Non-rendering of thumbnail of compressed pdf in Commons
Open, Needs TriagePublic

Description

The file https://commons.wikimedia.org/wiki/File:Montazem_Naseri.pdf was uploaded with high compression, size 25.5 MB. The file did not display (jpg preview, thumbnail, next page option -- nowhere). Then I decompressed it to 178.68 MB and overwrote the previous file. Now it displays. The thumbnail of the previous file is still not visible.

Restricted Application added a subscriber: Aklapper. · View Herald TranscriptJun 12 2018, 1:20 AM

Cannot reproduce; the images are displayed for me. Which specific ones are missing? Links welcome. :)

The preview is visible now after my overwrite. But please see the upload log. The thumbnail of the original version (compressed pdf) is not visible.

Restricted Application added a project: Multimedia. · View Herald TranscriptJun 12 2018, 10:02 AM

The first version uploaded wasn't displaying thumbnail pages—choosing whichever you wanted, tried and confirmed at random pages—and this was either directly in the File: at Commons, or when viewed through some of the variations available at the Wikisources.

I have a similar problem with this file: https://commons.wikimedia.org/wiki/File:An_Anglo-Chinese_Vocabulary_of_the_Ningpo_Dialect.pdf
The thumbnail is not displayed even though the file is readable after being downloaded.

Vvjjkkii renamed this task from Non-rendering of thumbnail of compressed pdf in Commons to 67aaaaaaaa.Jul 1 2018, 1:04 AM
Vvjjkkii triaged this task as High priority.
Vvjjkkii updated the task description. (Show Details)
Vvjjkkii removed a subscriber: Aklapper.
CommunityTechBot raised the priority of this task from High to Needs Triage.
CommunityTechBot renamed this task from 67aaaaaaaa to Non-rendering of thumbnail of compressed pdf in Commons.
CommunityTechBot added a subscriber: Aklapper.
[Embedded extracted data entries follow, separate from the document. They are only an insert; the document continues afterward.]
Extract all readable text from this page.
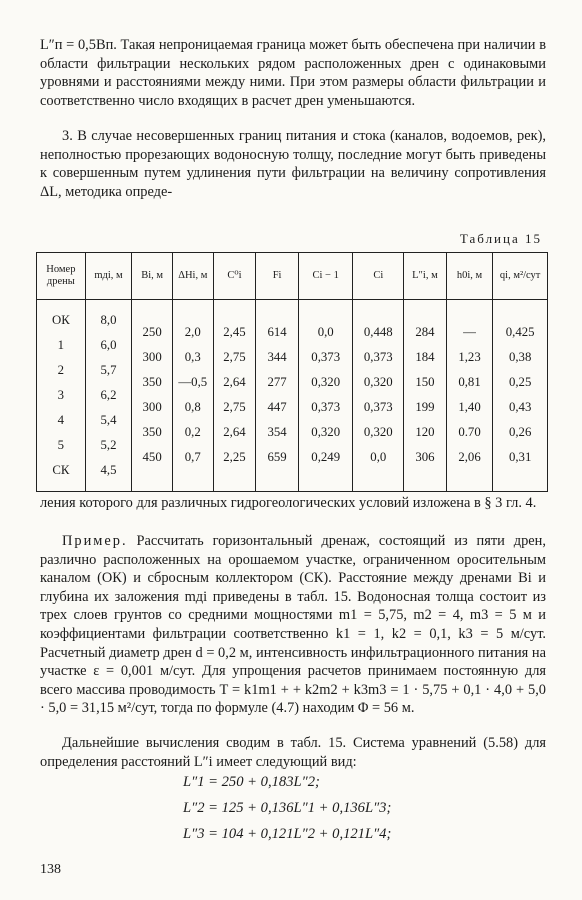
L″п = 0,5Bп. Такая непроницаемая граница может быть обеспечена при наличии в области фильтрации нескольких рядом расположенных дрен с одинаковыми уровнями и расстояниями между ними. При этом размеры области фильтрации и соответственно число входящих в расчет дрен уменьшаются.

3. В случае несовершенных границ питания и стока (каналов, водоемов, рек), неполностью прорезающих водоносную толщу, последние могут быть приведены к совершенным путем удлинения пути фильтрации на величину сопротивления ΔL, методика опреде-

Таблица 15
Номер дрены	mдi, м	Bi, м	ΔHi, м	C⁰i	Fi	Ci − 1	Ci	L″i, м	h0i, м	qi, м²/сут
ОК	8,0	250	2,0	2,45	614	0,0	0,448	284	—	0,425
1	6,0	300	0,3	2,75	344	0,373	0,373	184	1,23	0,38
2	5,7	350	—0,5	2,64	277	0,320	0,320	150	0,81	0,25
3	6,2	300	0,8	2,75	447	0,373	0,373	199	1,40	0,43
4	5,4	350	0,2	2,64	354	0,320	0,320	120	0.70	0,26
5	5,2	450	0,7	2,25	659	0,249	0,0	306	2,06	0,31
СК	4,5									

ления которого для различных гидрогеологических условий изложена в § 3 гл. 4.

Пример. Рассчитать горизонтальный дренаж, состоящий из пяти дрен, различно расположенных на орошаемом участке, ограниченном оросительным каналом (ОК) и сбросным коллектором (СК). Расстояние между дренами Bi и глубина их заложения mдi приведены в табл. 15. Водоносная толща состоит из трех слоев грунтов со средними мощностями m1 = 5,75, m2 = 4, m3 = 5 м и коэффициентами фильтрации соответственно k1 = 1, k2 = 0,1, k3 = 5 м/сут. Расчетный диаметр дрен d = 0,2 м, интенсивность инфильтрационного питания на участке ε = 0,001 м/сут. Для упрощения расчетов принимаем постоянную для всего массива проводимость T = k1m1 + + k2m2 + k3m3 = 1 · 5,75 + 0,1 · 4,0 + 5,0 · 5,0 = 31,15 м²/сут, тогда по формуле (4.7) находим Φ = 56 м.

Дальнейшие вычисления сводим в табл. 15. Система уравнений (5.58) для определения расстояний L″i имеет следующий вид:

L″1 = 250 + 0,183L″2;
L″2 = 125 + 0,136L″1 + 0,136L″3;
L″3 = 104 + 0,121L″2 + 0,121L″4;
138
Is it the same problem with https://commons.wikimedia.org/w/index.php?title=File%3AWilhelm_Gesenius_Hebr%C3%A4ische_Grammatik_(umgearbeitet_von_Emil_Kautzsch).pdf&page=328 ?

I'm pretty sure that the file is a valid PDF because it works on my laptop. It also previewed well at the source site: https://archive.org/details/wilhelmgesenius00gese .

Not entirely sure if this is Thumbor territory but as we get some tasks about this (e.g. T203402 might be a dup) could be good to get some attention here.

I have just experienced the same problem again, see https://commons.wikimedia.org/wiki/File:Horse-radish_culture_in_Bohemia.pdf

I really no know reason, but that file loads very slowly.

It seems this problem is connected with many (or all?) pdf files downloaded from archive.org, so it would really help if it were solved. It prevents such files to be proofread at Wikisource, as the proofread extension is not able to render the pdf pages from Commons as well.

That horse radish culture PDF is timing out when processed with ghostscript. Which means it's taking more than one minute on our production servers. It's an unreasonable amount of time for any thumbnail. The question is what's special about a 393KB PDF that it would take 1+ minute to extract a thumbnail from it.

On my own machine (MacOS, gs 9.23) it's fast. I've verified on a production Thumbor machine, thumbor1001, that it's excruciatingly slow there (Debian Jessie, gs 9.06). On a Debian Stretch WMCS machine (gs 9.20) it feels fast as well.

This is most likely a ghostscript bug making processing of that kind of file very slow on the version of ghostscript we're stuck with on Debian Jessie. This should be revisited once the Thumbor cluster has been updated to Debian Stretch and a much newer version of ghostscript.

I have just experienced the same problem also with a djvu file: https://commons.wikimedia.org/wiki/File:Modernczechpoetr00selvialab.djvu

I uploaded another version of the same djvu file, which is fine. The original problematic version (which worked well in my computer but not in Commons) can be found in history.